Acupuncture is the insertion of fine needles into the skin which triggers a biological reaction. Through the stimulation of the needles, the body heals and changes quickly and effectively. CBHC provides traditional Chinese acupuncture as well as western medical (electrical) acupuncture.
According to Chinese Medicine:
Acupuncture influences the movement of qi. Needles are put at strategic places, most often along Channels aka Meridians in order to balance the energy in the body. According to Chinese Medicine, qi has a nature of flowing smoothly, protecting the body, and regulating the up/down and in/out movements that easily occur in a well functioning body. But the free and easy flow of qi can be disrupted and at times the body cannot easily repair this disruption on its own. Acupuncture regulates the flow of qi to balance the many systems of the body, relieving emotional distress, pain, and many other unwanted symptoms.
According to Western Medicine:
Acupuncture influences the nerves and their pathways, blood flow through veins and arteries, trigger points, and the fascial system. The most commonly used acupuncture points are located at places on the body where nerves are easily accessible or at important facial junctions. The free flow of qi throughout the nervous system, blood system, and facial system regulates the functioning of the entire body, including the skeletal system, muscular system, digestive system, urinary system, reproductive system, lymphatic system, endocrine system, and respiratory system.
Acupuncture at CBHC:
In practice, we use a variety of techniques including acupuncture with or without manipulation, and electrical acupuncture. Acupuncture without manipulation is when acupuncture needles are inserted and left to work on their own. This technique is often used with those who find they are sensitive to needling. Electrical acupuncture is an excellent way to treat pain and tension. This type of treatment confuses the nervous system into re-calibrating causing a decrease in the pain signal, and also wears out tension in muscles to increase range of motion, flexibility, and comfort, while decreasing pain. Sensation of the needles with electrical stimulation is generally greater than sensation without electrical stimulation but should not be considered painful. The electrical acupuncture that we do is most often combined with some tuina/shiatsu massage, which helps locate exactly where the problem is and aids in relaxation of the muscles and the mind. This type of treatment can be used for many kinds of pain including traumatic injury, sports injury, age related pain, neuralgic pain (post herpetic neuralgia), and muscle pain. When electrical acupuncture is used results are often seen within one session.
Whether you view acupuncture from the Chinese medicine perspective or western medicine perspective, acupuncture is an amazing way to balance the body and mind, ease pain, and enhance overall well-being.

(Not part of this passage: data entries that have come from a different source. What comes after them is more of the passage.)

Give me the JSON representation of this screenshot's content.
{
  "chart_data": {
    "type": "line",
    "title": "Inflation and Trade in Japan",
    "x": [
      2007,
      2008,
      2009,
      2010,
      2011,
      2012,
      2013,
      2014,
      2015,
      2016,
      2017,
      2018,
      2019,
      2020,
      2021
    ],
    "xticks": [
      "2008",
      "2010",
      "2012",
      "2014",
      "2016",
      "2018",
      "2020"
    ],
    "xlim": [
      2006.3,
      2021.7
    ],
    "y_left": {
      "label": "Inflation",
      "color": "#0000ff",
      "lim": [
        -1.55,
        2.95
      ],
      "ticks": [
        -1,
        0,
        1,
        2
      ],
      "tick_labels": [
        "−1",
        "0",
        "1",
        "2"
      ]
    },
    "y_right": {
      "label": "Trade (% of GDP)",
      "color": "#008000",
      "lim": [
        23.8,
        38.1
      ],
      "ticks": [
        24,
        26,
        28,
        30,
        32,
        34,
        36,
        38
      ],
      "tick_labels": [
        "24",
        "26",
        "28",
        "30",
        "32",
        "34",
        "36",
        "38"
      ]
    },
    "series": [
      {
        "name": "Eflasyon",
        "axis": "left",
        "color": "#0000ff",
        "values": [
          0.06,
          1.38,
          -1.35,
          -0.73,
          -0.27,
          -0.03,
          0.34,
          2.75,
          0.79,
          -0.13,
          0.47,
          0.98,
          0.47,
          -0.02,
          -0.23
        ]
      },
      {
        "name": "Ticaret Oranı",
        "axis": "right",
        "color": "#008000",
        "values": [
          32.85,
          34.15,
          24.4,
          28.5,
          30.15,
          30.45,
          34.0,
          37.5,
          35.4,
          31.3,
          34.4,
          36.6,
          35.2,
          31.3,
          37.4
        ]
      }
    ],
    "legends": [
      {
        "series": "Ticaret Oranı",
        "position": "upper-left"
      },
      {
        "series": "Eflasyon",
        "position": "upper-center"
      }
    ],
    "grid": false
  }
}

Acupuncture Helps in Many Ways
Acupuncture treats a wide variety of conditions. It is commonly used to treat all kinds of pain conditions, both acute and chronic, from overuse pain to sports injury to accident rehabilitation. But it can also treat internal conditions such as low immune system, insomnia, digestive disturbances, women’s health (including menstruation problems, menopause, fertility, etc.), and it can help to curb some of the symptoms from allergies and asthma, just to name a few. It is also often used in preventative care to help strengthen the body and stop conditions before they even present symptoms. Think acupuncture might help you?
Cupping therapy was popularized after 2016 Summer Olympics when athletes are entering the Olympic stage with cupping marks on their back and went on winning events. However, cupping therapy has a long history in Chinese Medicine. Using suction, cupping moves qi and blood, pulls toxins from the body, and release fascial adhesions. This is especially useful for tight muscles and scarring.
At CBHC, dry cupping is used as needed during a treatment or if requested. Dry cupping is when cups are applied to the skin and some manipulation techniques may be used. We have found that is really beneficial to use at the onset of a cold to pull out the toxins. The bacteria or virus tends to move through the body much faster, letting you get back to your everyday routine quicker. It is also an excellent therapy for muscular adhesions that are too sensitive for electrical acupuncture.
The most common side effects is marking, which can look like bruising but is due to a different mechanism. Actually, this is generally the aim of cupping. No one can gauge the degree to which each individual person will mark. Some people have very dark marks and some have lighter ones. These usually go away within 7-10 days. If you are about to be in a situation where these marks might be seen, such as on vacation to a warm place, you can either ask your practitioner to wait to apply the cupping until you get back, or embrace the opportunity to tell the world more about all of the benefits of cupping.